Temperature sensitivity of substrate-use efficiency can result from altered microbial physiology without change to community composition

Tobias Bölscher, Eric Paterson, Thomas Freitag, Barry Thornton, Anke M. Herrmann

Department of Chemistry & Biotechnology, BioCenter, Swedish University of Agricultural Sciences, P.O. Box 7015, SE-750 07, Uppsala, Sweden.

Abstract

Mechanisms controlling carbon stabilisation in soil and its feedback to climate change are of considerable importance. Microbial substrate-use efficiency is an important property during decomposition of soil organic matter. It determines the allocation of substrate towards biosynthetic stabilisation of carbon and for respiratory losses into the atmosphere. Previously, it was observed that substrate-use efficiency declines with an increase in temperature and that it varies across organic substrates. Yet, our mechanistic understanding of processes causing the temperature sensitivity of substrate-use efficiency is limited. Changes in substrate-use efficiency could be triggered by (i) shifts in the active components of microbial communities, (ii) changes in microbial physiology within the same community, or (iii) a combination of both. In the present study, we evaluated the link between microbial community composition and substrate-use efficiency, combining measurements of carbon mineralisation and microbial energetics. We found only minor shifts in microbial community composition, despite large differences in substrate-use efficiencies across incubation temperatures and substrate additions.

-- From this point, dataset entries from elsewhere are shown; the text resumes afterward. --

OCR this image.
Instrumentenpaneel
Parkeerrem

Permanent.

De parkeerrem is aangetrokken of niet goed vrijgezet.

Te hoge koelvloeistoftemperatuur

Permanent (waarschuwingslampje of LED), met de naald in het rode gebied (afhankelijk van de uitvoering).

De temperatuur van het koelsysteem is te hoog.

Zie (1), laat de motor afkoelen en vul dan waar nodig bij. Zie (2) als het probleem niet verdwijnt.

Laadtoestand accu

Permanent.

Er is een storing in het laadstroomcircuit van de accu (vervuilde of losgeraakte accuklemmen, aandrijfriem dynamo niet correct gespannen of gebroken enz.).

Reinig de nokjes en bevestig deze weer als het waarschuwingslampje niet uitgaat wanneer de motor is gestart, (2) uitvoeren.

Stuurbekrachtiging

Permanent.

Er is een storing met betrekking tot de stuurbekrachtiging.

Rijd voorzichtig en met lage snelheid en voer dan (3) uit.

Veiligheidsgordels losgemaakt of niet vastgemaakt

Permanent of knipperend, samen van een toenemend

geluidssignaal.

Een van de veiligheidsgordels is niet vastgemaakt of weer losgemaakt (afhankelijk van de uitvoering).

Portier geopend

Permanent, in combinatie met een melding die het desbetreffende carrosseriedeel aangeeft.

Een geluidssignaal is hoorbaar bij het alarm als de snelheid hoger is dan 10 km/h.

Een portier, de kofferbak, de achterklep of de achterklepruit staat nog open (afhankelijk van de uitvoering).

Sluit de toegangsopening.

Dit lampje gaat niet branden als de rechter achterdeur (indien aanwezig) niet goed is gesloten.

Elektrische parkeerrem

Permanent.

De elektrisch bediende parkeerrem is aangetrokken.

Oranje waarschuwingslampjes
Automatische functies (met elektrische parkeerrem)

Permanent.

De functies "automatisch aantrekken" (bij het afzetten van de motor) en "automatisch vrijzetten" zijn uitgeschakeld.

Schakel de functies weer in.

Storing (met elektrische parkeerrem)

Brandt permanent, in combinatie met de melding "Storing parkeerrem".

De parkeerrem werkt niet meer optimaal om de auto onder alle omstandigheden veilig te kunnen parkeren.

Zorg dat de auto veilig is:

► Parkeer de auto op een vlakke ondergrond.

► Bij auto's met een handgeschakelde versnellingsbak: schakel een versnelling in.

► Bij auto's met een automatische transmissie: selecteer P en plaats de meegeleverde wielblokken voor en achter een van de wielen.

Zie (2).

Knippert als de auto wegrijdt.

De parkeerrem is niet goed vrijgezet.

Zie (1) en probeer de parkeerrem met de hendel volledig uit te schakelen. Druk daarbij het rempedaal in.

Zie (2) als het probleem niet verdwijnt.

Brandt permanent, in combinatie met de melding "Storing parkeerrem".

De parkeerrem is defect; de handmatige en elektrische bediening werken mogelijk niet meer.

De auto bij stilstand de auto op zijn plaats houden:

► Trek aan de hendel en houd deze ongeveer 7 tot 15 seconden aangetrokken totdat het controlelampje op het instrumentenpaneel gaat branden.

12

We conclude that short-term changes in substrate-use efficiency were mainly caused by changes in microbial physiology, but emphasize that future studies should focus on resolving long-term trade-offs between physiological and community influences on substrate-use efficiency.

Keywords: Carbon-use efficiency; Thermodynamic efficiency; Microbial community composition; Temperature sensitivity; Substrate quality; Isothermal calorimetry.